Kraut did lose weight with his face and arms becoming very thin, but his belly grew bigger. The next doctors put him on weight loss and nutrition programs, New York Post (NYP) reports.
Again they did not work. In 2019, a doctor tried to solve his obesity via a gastric sleeve operation. However, when the doctor was preparing him for surgery, he realized that the hard surface of the patient’s abdomen was not fat.
A CT scan was done and the result showed a huge tumor in his belly. Doctors diagnosed Kraut “with a rare fatty tumor that was actually made up of multiple smaller cancerous areas surrounded by fat,” according to NYP.
Kraut underwent a 10-hour operation to remove the 27-kilogram tumor on 26 September 2023.
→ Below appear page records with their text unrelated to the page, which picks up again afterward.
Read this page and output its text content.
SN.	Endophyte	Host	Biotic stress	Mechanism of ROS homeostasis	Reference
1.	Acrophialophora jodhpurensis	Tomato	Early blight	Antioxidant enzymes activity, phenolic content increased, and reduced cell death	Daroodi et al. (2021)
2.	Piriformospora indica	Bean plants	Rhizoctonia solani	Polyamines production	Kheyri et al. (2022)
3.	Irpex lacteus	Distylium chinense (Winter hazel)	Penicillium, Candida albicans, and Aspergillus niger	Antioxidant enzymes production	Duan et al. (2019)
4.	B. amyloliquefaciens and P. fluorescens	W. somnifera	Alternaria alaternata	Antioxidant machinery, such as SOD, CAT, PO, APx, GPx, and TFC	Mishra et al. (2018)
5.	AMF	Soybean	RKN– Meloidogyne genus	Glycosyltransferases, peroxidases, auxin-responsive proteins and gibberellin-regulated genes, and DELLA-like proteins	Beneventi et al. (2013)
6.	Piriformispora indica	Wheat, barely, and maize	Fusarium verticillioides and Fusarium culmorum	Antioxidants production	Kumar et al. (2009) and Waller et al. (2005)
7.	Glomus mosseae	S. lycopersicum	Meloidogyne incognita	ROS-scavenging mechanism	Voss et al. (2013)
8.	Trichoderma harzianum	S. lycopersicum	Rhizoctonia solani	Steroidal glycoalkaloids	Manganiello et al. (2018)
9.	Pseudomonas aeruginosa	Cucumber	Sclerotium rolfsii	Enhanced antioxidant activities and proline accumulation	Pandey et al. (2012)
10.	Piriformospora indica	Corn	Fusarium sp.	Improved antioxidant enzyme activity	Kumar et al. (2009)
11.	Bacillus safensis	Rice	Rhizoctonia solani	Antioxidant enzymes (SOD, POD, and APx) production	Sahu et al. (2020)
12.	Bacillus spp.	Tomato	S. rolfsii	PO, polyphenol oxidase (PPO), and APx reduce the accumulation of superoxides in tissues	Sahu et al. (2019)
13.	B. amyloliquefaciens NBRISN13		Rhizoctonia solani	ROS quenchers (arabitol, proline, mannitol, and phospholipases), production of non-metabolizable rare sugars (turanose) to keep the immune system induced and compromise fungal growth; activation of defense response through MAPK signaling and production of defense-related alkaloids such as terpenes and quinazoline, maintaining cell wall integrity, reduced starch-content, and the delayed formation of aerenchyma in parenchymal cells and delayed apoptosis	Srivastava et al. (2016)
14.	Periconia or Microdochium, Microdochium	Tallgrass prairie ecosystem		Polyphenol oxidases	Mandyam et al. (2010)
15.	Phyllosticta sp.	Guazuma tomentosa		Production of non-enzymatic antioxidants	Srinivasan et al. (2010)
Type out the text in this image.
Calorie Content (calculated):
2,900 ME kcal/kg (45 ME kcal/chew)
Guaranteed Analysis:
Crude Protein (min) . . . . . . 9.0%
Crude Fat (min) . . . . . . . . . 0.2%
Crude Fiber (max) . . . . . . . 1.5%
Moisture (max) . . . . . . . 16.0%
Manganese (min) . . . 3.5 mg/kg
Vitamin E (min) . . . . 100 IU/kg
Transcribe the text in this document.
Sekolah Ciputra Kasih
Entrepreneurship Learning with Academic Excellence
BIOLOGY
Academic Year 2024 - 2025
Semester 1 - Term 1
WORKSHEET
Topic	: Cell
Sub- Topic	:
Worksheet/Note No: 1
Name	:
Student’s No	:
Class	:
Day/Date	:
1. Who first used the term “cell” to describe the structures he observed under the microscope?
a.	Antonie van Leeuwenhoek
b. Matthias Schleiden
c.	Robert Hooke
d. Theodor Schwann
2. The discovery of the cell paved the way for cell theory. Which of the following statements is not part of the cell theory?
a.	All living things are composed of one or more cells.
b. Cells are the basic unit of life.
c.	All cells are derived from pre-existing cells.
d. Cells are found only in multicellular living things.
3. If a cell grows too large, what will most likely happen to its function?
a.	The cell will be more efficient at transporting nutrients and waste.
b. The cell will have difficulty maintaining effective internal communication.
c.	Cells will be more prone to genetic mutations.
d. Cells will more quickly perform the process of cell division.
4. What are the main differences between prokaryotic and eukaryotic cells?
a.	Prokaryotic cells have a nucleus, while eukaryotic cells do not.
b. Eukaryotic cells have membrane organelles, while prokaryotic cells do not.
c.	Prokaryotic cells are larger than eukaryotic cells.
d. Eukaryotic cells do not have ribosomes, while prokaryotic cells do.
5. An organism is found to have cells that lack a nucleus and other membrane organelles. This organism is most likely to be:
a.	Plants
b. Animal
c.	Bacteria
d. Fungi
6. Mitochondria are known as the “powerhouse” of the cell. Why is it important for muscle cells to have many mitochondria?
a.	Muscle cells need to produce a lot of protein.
He and his wife have filed a lawsuit against the doctors who failed to detect the huge and potentially deadly tumor, NYP said.
Meanwhile, Sunita Williams, 59, who is with the United States space agency NASA, has the opposite problem.
Recent photos released by NASA showed Williams “looking jarringly gaunt, with sunken cheeks and a noticeably thinner frame,” NYP reports.
Williams has been losing weight since June and NASA doctors recommended that she eat a high calorie diet.
To put on weight, Williams has to eat up to 5,000 calories a day, a NASA source said, citing agency doctors’ advice.
Williams’ condition was reportedly due to extended weightlessness in the International Space Station, where she and another astronaut got stranded after the Boeing Starliner spacecraft that was supposed to take them back to Earth after eight days in orbit returned empty due to safety concerns.
The astronaut arrived at the ISS in June at 140 pounds and their rescheduled return is in February on another spacecraft. Meanwhile, she is packing on the pounds in space as advised by NASA doctors.